Gross profit is the profit resulting from a company’s ordinary business activities. For example, Southwest generates revenues through selling airline tickets. The operating costs associated with generating those revenues would be deducted to arrive at gross profit. Southwest also engages in fuel futures, but they don’t do so in order to generate revenues as they are in the airline industry, not in the investment industry. Similarly, they may sell a retired jetliner for a price above book value and realize a gain from the transaction. That gain isn’t realized through ordinary business activities. They had an absolete fixed asset that they had to get rid of. Just as easily as selling it for a gain, they could have realized a loss. As such, gains and losses realized from engaging in such activities are considered nonoperating items, which are excluded from the gross profit calculation, but included in the net profit calculation.

The distinction is made because nonoperating gains and losses are not considered sustainable. Whereas gross profit is representative of the company’s core business and ability to continue as a going concern, net profit attempts to display all economic activity over the period.

Good answer, makes a lot of sense, and that may be the distiniction that CAT makes. But the examples you gave are different. Financial services are now a major part of CAT’s business, not some incidental nonoperating segment. The company has a subsidiary called Caterpillar Financial Services Corporation, whose raison d’etre is to profit from financial services. Yes it may have been created to support sales at their parent, but now they make recurrent, predictable profits that you can expect to persist indefinitely. Airlines don’t have financial services subsidiaries.

The financial services division of CAT appears to me to make consistent and sustainable profits.

whats reported revenue ?

I would agree that the revenues from CAT’s financial services subsidiary is a significant portion of continuing revenue; however, CAT is still in the manufacturing industry.
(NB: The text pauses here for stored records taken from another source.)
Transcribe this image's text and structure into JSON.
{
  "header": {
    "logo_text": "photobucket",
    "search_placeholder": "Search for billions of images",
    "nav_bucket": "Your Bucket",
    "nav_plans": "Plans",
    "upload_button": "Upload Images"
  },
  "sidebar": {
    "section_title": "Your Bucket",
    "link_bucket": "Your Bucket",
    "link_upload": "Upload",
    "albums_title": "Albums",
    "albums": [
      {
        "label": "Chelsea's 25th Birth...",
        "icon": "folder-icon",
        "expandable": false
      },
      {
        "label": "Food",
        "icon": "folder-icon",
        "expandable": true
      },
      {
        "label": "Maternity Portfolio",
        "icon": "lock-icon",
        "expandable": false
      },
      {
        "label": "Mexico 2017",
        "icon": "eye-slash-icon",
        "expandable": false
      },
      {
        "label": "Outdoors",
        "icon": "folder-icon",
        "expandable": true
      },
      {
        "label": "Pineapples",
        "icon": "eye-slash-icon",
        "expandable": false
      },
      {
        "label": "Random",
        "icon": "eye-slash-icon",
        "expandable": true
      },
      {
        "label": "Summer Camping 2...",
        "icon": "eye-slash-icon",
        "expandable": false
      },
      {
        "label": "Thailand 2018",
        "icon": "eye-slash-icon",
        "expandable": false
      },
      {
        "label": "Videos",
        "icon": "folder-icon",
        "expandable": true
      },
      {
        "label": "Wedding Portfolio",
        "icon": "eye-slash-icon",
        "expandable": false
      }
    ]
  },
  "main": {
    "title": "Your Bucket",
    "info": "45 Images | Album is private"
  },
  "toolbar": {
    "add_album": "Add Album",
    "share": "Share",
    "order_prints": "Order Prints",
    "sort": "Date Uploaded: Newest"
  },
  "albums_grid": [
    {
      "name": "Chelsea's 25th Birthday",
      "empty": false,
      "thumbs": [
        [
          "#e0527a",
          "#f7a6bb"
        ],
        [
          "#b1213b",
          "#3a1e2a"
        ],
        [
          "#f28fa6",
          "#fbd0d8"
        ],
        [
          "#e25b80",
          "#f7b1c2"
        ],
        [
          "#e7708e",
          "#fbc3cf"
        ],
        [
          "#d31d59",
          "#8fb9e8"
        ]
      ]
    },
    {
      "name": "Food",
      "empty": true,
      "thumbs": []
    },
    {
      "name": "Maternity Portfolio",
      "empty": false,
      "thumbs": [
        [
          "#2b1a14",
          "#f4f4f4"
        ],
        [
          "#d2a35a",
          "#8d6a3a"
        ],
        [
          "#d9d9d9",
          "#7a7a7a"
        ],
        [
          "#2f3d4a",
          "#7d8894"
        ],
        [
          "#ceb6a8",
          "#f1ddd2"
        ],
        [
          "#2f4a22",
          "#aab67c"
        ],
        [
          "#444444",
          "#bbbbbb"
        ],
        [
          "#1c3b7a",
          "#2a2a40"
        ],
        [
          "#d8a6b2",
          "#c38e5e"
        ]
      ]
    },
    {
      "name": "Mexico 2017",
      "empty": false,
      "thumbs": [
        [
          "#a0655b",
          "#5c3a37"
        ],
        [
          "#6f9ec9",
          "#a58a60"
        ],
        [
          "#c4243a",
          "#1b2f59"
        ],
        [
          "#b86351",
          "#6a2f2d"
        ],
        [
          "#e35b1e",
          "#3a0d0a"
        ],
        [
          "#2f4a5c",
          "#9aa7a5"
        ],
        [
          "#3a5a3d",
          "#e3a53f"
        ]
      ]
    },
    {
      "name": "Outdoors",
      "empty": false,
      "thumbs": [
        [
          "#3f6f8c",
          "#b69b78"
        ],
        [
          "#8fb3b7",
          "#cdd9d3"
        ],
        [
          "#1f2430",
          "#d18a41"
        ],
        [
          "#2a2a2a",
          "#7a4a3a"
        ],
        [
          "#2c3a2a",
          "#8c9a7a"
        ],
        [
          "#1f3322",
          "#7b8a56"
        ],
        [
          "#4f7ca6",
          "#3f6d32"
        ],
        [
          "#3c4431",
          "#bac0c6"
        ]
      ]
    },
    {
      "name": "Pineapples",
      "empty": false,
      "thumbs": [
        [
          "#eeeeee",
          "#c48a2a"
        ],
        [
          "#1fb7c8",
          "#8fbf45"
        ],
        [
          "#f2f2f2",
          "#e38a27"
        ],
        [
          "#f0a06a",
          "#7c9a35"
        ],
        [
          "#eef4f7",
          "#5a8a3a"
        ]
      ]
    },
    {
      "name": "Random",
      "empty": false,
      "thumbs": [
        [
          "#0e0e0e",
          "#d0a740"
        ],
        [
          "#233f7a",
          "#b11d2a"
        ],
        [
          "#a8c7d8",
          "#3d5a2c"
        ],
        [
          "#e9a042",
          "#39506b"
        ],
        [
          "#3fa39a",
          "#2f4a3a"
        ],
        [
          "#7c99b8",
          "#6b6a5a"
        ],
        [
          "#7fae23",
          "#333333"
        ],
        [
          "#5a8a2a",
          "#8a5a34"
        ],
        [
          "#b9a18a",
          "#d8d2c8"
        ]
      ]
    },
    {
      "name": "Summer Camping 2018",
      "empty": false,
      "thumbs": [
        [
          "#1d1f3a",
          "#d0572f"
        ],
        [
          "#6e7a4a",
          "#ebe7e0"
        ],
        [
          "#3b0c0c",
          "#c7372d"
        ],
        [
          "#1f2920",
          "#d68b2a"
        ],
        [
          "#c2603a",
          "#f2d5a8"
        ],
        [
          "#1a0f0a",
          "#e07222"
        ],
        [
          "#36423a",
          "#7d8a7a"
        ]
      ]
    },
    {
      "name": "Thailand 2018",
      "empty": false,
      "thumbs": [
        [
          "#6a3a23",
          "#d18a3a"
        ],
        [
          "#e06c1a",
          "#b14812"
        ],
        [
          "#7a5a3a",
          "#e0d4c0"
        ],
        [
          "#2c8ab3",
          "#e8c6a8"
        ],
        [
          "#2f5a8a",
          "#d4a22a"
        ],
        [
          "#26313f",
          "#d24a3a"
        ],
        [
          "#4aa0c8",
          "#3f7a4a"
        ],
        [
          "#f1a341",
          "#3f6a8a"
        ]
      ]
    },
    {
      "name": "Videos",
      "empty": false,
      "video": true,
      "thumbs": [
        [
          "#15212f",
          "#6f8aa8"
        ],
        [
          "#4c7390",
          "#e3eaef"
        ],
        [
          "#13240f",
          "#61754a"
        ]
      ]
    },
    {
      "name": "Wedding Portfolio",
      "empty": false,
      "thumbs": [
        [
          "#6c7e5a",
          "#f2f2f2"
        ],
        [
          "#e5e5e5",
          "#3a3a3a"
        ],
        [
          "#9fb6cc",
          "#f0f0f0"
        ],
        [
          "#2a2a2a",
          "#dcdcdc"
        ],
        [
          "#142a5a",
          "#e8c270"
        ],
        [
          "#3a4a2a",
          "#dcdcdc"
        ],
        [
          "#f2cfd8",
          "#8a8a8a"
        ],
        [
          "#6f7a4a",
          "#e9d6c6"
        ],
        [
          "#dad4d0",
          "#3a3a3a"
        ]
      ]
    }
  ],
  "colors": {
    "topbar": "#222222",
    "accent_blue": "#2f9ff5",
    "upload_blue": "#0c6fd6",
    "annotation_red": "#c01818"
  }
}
The specific example you are talking about even makes a point to identify CAT is “the largest maker of construction and mining equipment, diesel and natural gas engines, and industrial gas turbines in the world.” The example further makes the distinction between the two revenue streams. The question is calling on you to link the discription of the industry with the outline of the industry provided to the revenue streams presented on the P&L.

If CAT was a multinational conglomorate there would be a much stronger case to include revenue from financial products in the calculation of gross profit (as net interest), but the question clearly limits CATs industry discription to manufacturing. I personally think it is an extremely nuanced distinction, which has no place in this reading (at least not without a more detailed explanation by the author).

Note also, there is a distinction between operating profit and gross profit. The distinction is not whether this is operating income or not.